The 2019 Armistice Day ceremony on the Quad.

Video: Kyle Sidlik; Photos: Nora Lewis

Veterans know all about being part of something bigger than themselves. They understand community and the necessity of connection.

For student veterans, the transition from life in the military to life on campus can complicated—and sometimes isolating.

Balancing classes, coursework, and exams with a home life that may include a spouse and children, a job, and other priorities can leave little time for much else, making it easier for some to blend into the back row of a classroom, absorb the lecture or class discussion, and then go about their day. And, now, of course, there’s COVID-19.

Community Conversations

URI currently enrolls close to 300 military veterans or active military, with approximately 140 military dependents. Those numbers have been steadily growing in recent years, as have the number of veterans involved in the .

Xổ số miền bắc hôm nayRecognizing a need, the Student Veterans Organization began hosting “Community Conversations” to help bring together members of the URI military-connected community as they navigate the URI experience. Community Conversations are open to all student veterans, their family members, and active military service members who have questions, concerns, or experiences they want to share. Conversations are .

“It gives us the chance to talk and interact with someone outside of our immediate household,  people who are experiencing—or have experienced—a lot of the same things,” said Marland Chang ’21, the organization’s president and a communicative disorders major.

“It’s been a great way to stay connected since we started these sessions at the beginning of COVID back in the spring,” said Joseph Pine ’23, the organization’s social chair, a history and secondary education major. “We’ve had a lot of really good conversations and, you know, sometimes we talk about ‘nothing’—which can also be a nice break from everyday life.”

Student Veteran Mentorship Program

Chang and Pine also serve as mentors to their fellow student veterans as part of a program launched earlier this year by the . 

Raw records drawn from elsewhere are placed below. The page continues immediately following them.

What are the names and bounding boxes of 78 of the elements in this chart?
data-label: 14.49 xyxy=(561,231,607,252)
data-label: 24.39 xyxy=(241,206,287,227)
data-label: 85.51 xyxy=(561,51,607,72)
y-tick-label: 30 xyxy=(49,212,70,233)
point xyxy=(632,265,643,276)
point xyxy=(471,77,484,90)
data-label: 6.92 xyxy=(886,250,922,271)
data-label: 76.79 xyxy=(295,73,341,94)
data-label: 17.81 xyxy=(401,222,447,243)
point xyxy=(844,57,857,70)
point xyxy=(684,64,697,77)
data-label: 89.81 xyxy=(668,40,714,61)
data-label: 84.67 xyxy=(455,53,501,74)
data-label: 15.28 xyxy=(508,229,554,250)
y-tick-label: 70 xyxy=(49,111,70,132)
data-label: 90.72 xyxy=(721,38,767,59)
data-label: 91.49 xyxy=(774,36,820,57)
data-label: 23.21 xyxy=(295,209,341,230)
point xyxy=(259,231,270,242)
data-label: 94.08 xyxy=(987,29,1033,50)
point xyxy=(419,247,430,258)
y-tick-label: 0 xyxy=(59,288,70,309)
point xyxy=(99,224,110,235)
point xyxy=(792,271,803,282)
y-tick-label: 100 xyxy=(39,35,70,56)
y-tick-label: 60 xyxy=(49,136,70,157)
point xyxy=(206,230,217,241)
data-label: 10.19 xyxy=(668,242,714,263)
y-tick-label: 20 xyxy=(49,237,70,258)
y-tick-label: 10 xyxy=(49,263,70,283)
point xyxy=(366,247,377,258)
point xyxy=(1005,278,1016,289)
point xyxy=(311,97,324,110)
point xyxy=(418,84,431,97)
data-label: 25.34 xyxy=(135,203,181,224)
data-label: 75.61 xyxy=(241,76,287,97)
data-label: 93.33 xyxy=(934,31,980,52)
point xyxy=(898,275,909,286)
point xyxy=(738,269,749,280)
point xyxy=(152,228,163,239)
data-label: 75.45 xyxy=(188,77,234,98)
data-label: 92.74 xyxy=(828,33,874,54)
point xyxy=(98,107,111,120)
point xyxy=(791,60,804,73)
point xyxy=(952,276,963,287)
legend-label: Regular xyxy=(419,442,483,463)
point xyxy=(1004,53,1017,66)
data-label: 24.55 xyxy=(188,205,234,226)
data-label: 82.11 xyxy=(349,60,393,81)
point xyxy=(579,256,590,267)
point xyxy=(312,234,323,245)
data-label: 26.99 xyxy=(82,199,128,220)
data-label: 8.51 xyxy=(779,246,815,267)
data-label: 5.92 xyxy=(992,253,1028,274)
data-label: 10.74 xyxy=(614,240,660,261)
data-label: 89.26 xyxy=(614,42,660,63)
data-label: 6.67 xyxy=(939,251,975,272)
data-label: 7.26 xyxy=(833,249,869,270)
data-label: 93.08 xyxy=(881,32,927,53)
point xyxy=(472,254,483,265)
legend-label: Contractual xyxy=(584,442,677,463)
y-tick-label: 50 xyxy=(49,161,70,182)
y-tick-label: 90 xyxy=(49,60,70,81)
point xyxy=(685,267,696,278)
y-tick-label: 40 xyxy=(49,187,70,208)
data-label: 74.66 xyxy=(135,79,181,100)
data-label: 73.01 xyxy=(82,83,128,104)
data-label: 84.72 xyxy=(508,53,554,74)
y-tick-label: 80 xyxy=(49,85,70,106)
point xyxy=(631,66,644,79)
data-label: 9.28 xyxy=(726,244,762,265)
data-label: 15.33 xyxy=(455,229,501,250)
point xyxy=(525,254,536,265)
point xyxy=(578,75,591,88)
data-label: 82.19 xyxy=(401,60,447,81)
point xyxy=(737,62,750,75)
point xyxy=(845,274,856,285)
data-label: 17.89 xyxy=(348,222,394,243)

So far, the  has connected approximately 60 incoming student veterans and/or their dependents, who are either first-year or transfer students, with a mentor. Mentors can serve as a sounding board and a resource for students who are able to reach out to them on an as-needed basis.

Xổ số miền bắc hôm nay“This is a different environment than what many are used to, and we are here just to give them good information about what to expect, helpful contacts in different departments, where to look for scholarships, how to deal with technology issues,” said Chang. “A lot of what we do is to try to get student veterans comfortable with the uncomfortable—and there is just so much this semester that is uncomfortable.”

Rachel Gracia and Marland Chang
URI’s Office of Veterans Affairs and Military Programs began a peer-to-peer mentoring program earlier this year.
Student Veterans Organization flag
The Student Veterans Organization hosts “Community Conversations,” bringing together URI military-connected members as they navigate URI.
Nakena Kilgore
At URI today, there are close to 300 veterans or active military, with approximately 140 military dependents.

‘We’re here if you need us’

Rachael Garcia, assistant director of Veteran Affairs and Military Programs at URI, started the mentor program as another way to bring student veterans together.

Xổ số miền bắc hôm nay“It’s peer-to-peer. The goal is to provide a form of connection and a resource,” she said. “Not everyone participates. It is not mandatory. But it is open to our student veterans and their dependents. Essentially, we want this group to know that ‘We’re here if you need us.’”

“Things are especially challenging now with COVID,” said Chang. “But, regardless of whether you are a first-year student or if you have already graduated, I want people to know they still have support and are still connected to URI.”

While an in-person ceremony to celebrate Armistice Day this year was not possible due to COVID-19, the Student Veterans Organization and the Veterans Affairs and Military Programs office are working to develop a video tribute that will feature current student veterans and alumni discussing what Veterans Day means to them.